Superior court judge Robert Freese loaned his good friend, Stephan Scott, money to buy a house. Soon after, Judge Freese appointed Mr. Scott as trustee in a case the judge was presiding over. He did not disclose his financial relationship or close friendship with Mr. Scott. When the trustor died, Judge Freese appointed Mr. Scott personal representative of the estate. Mr. Scott failed to file accountings even after Judge Freese granted him extensions. After five years, Mr. Scott resigned as trustee without providing an accounting. Judge Freese ordered him to appear at a hearing in person, but Mr. Scott refused. Eventually, the judge found Mr. Scott had disbursed money from the estate to himself, but he did not refer the findings to a prosecutor. Mr. Scott eventually pleaded guilty to embezzlement.
The Indiana Commission on Judicial Qualifications charged Judge Freese with violating rules of judicial conduct, including rules requiring judges to avoid impropriety and prohibiting judges from allowing social relationships to influence conduct. Judge Freese agreed that his conduct violated the rules.

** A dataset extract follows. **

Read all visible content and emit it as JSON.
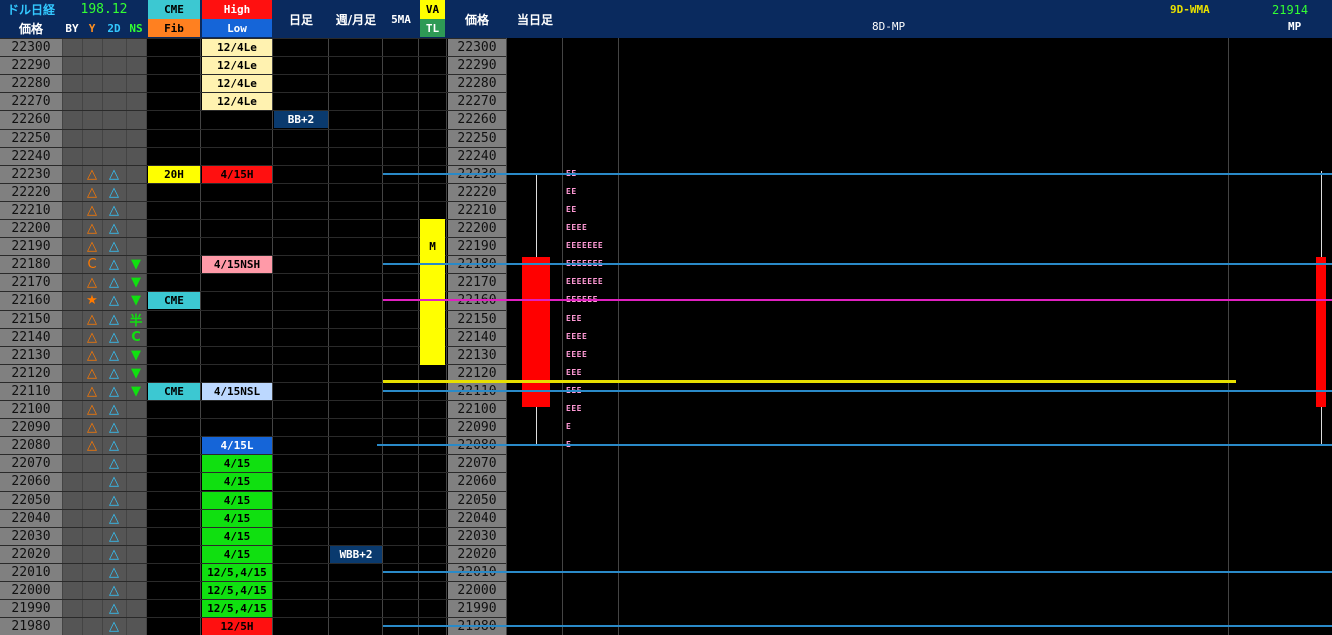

The Indiana Supreme Court suspends Judge Freese for 45 days. The court finds that the judge’s conduct was “mostly negligent, not willful,” but that the judge’s “misconduct ultimately enabled a massive theft.” According to the court, “friendship clouded the judge’s objectivity through seven years of warning signs— making him unreasonably credulous of, and lenient towards, [Mr.] Scott in the face of growing evidence of serious financial misconduct.”